Islam’s crusade against alcohol
The day Islam banned alcoholic beverages the entire human world, excluding a small number of Jews, was afflicted with this deadly poison. It was common in all advanced and primitive societies of the time and drinking liquor had no legal prohibition. In those days, generation after generation, the people grew and multiplied with this unsavory way of thinking and practice.
To be sure, uprooting this practice by Islam was as hard as eradicating the belief of idolatry—if not harder.
This is why in order to carry out the interdiction of alcohol, Islam undertook a lenient and piecemeal method and implemented its aim over the course of several years—the span between revelation of the verse in Sūrat al-A‘rāf and the verse in Sūrat al-Mā’idah. At first, the Qur’an vaguely proscribed use of alcohol in Sūrat al-A‘rāf introducing it as ithm and then relatively clearer in Sūrat al-Baqarah and finally plainly forbid it in Sūrat al-Mā’idah.
“They ask you regarding intoxicants and gambling. Say: In both are great sin and some benefits for people; however, the sin of these two is greater than their usefulness…”5
At the start of the Prophet’s appointment, it was proscribed in a simple manner but ultimately it was severely forbidden with “punishment by the lash”.
Even though at first Islam had problems in imposing the ban and clearing the atmosphere of the love for alcohol, it was extremely successful in accomplishing this onerous decree and realizing its general acceptance, which is truly astounding.
The final verse banning alcohol, which is in Sūrat al-Mā’idah, shows that even several years after the interdiction, people still had not completely given up their ancient practice. However, as historical evidence shows, after the definite prohibition of alcohol, the people promptly drove the desire of consuming alcohol out of their minds and broke all casks and decanters in the streets and poured their contents onto the earth.
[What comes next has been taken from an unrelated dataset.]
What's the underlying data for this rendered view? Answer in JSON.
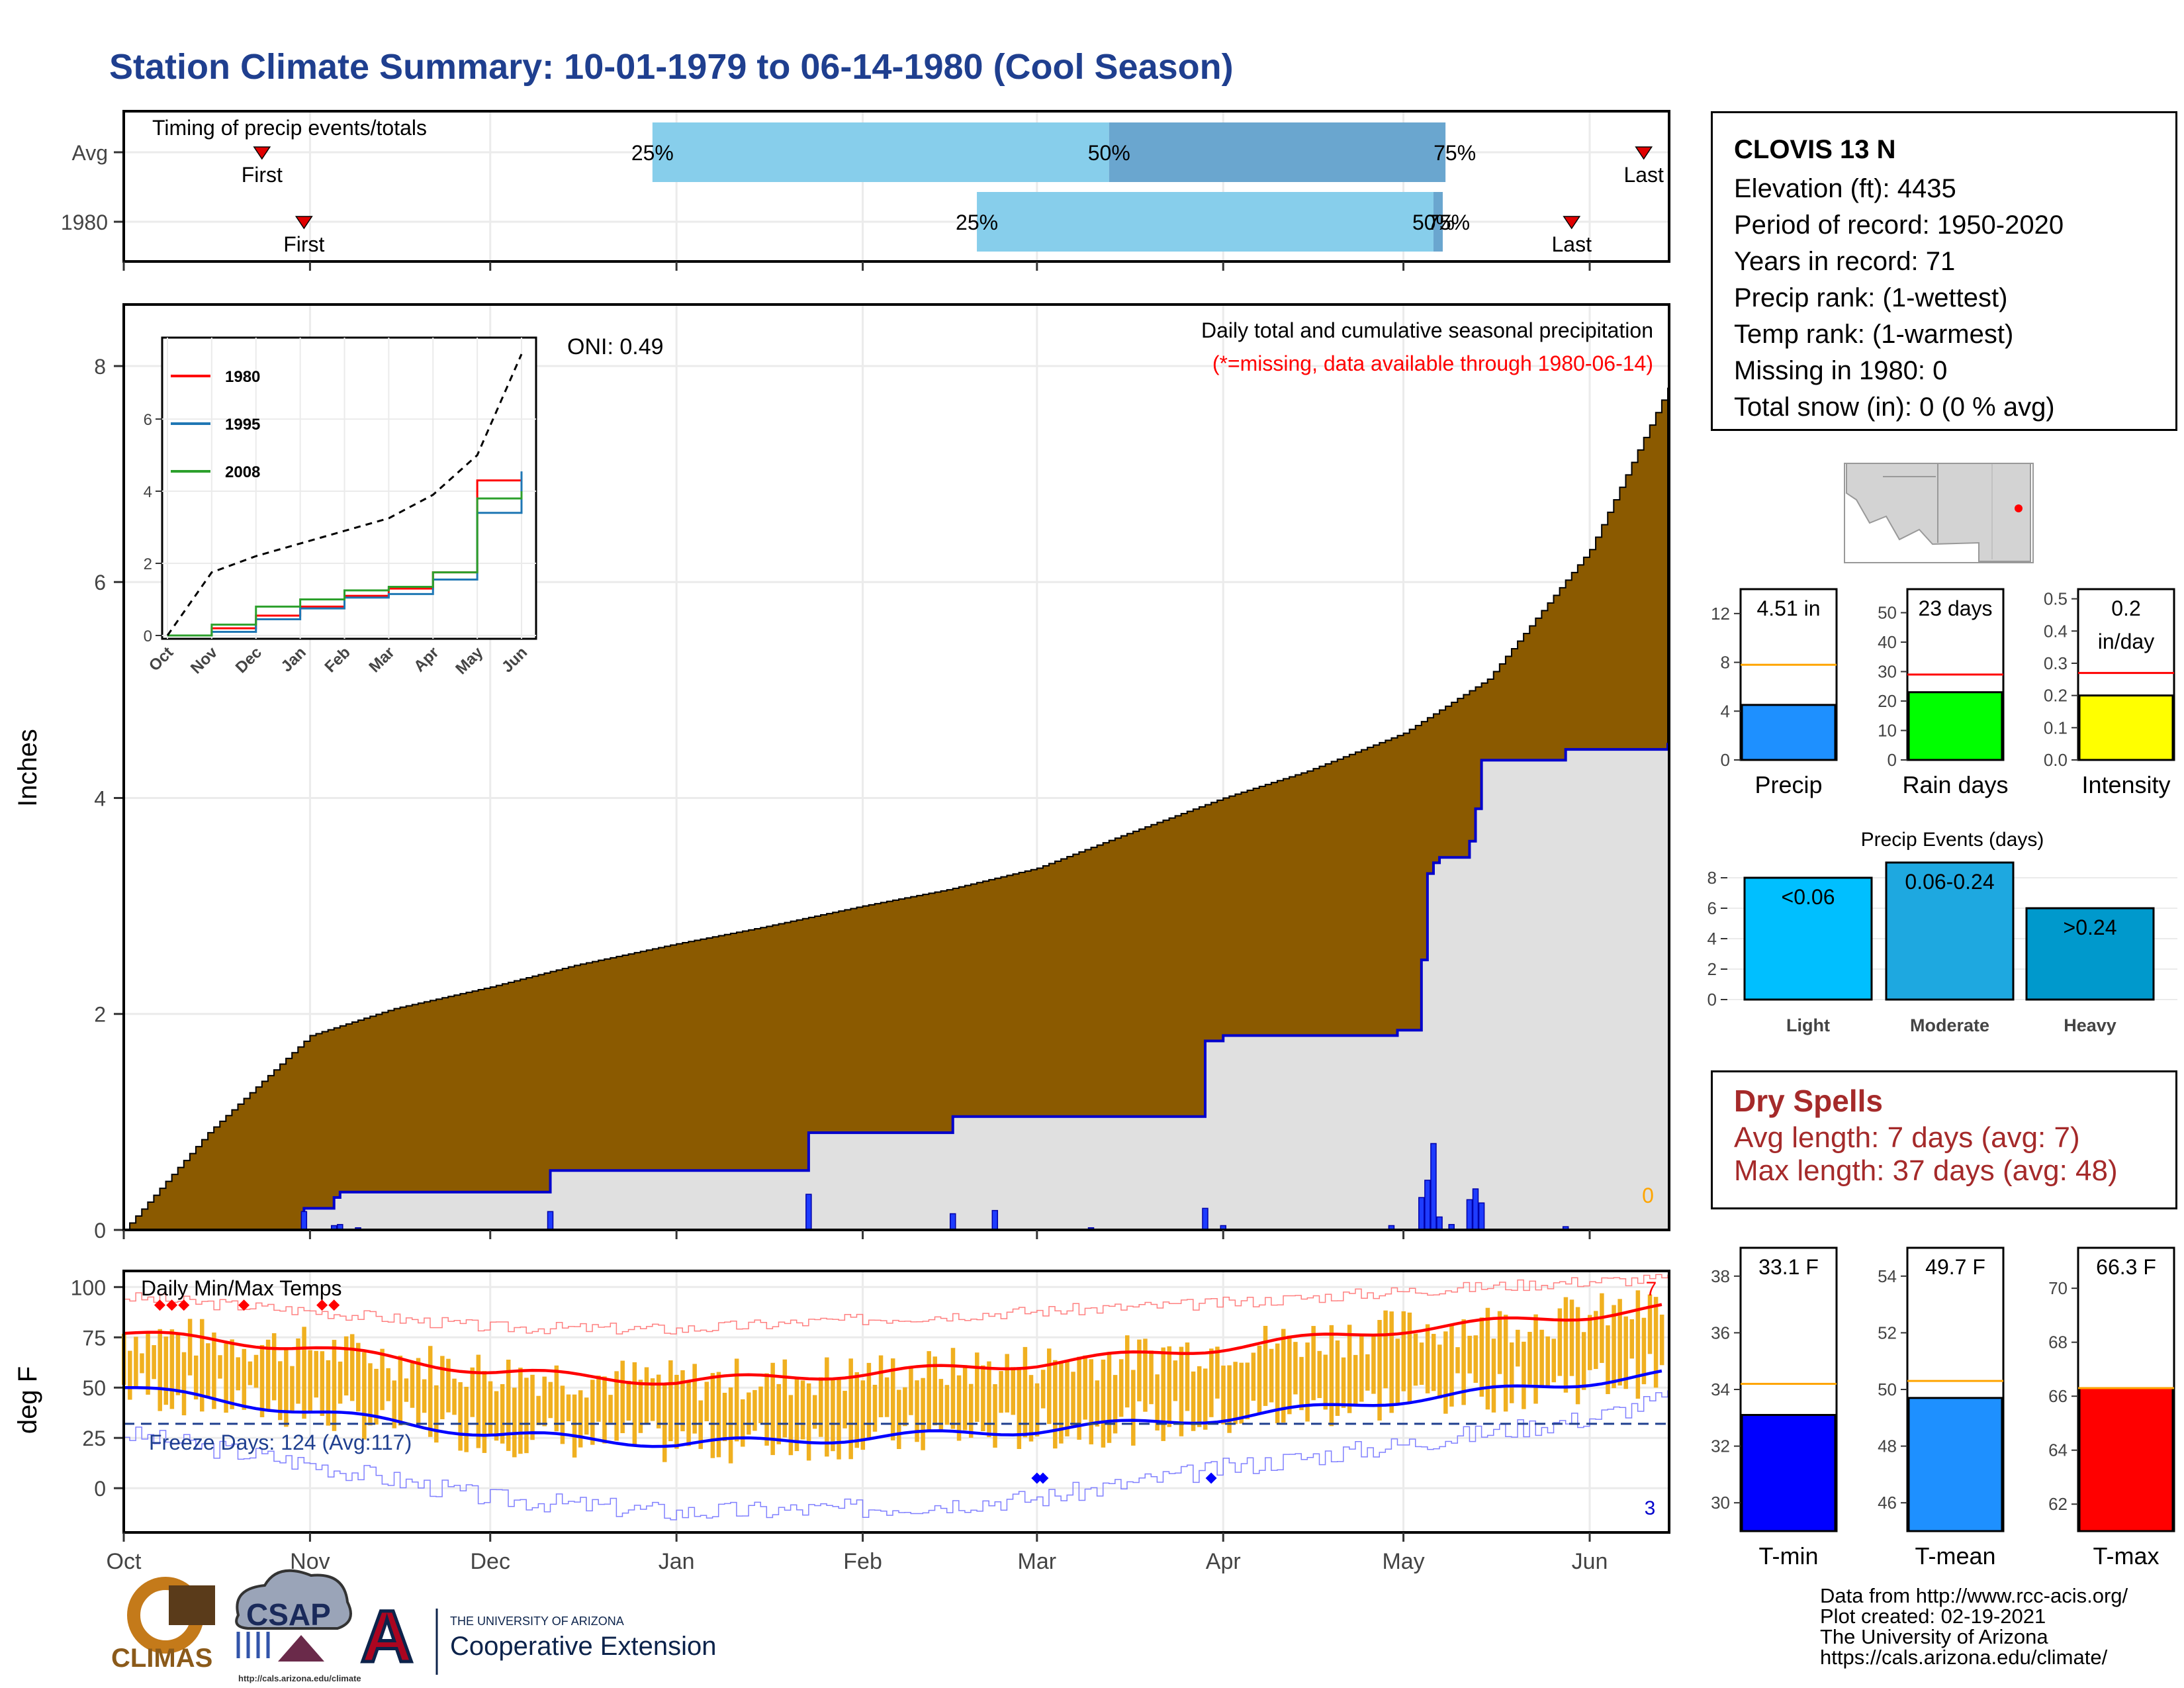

There is no mention of the execution of the punishment for drinking alcohol at the time of the Prophet (S), i.e., from the time it was banned and its punishment was determined until the passing of the Prophet (S), even though many instances for the execution of punishments for murder, fornication, and similar sins have been cited.
In the fourteen century long history of Islam, it can be said about the Islamic society that hundreds of millions of Muslims have come and gone without tasting a drop of this deadly poison. In Islamic nations, where countless Muslims live, except for great cities that enjoy so-called modern civilization, where this poison proliferates in line with civilization, it is certain that millions of Muslims have never even seen the color of wine throughout their lives.6
1. Sūrat Āl ‘Imrān 3:19.
2. Sūrat al-Rūm 30:30.
3. Sūrat al-A‘rāf 7:33.
4. Sūrat al-Mā’idah 5:91.
5. Sūrat al-Baqarah 2:219.
6. Extracted from the yearbook, “Maktab-e Tashayyu‘”.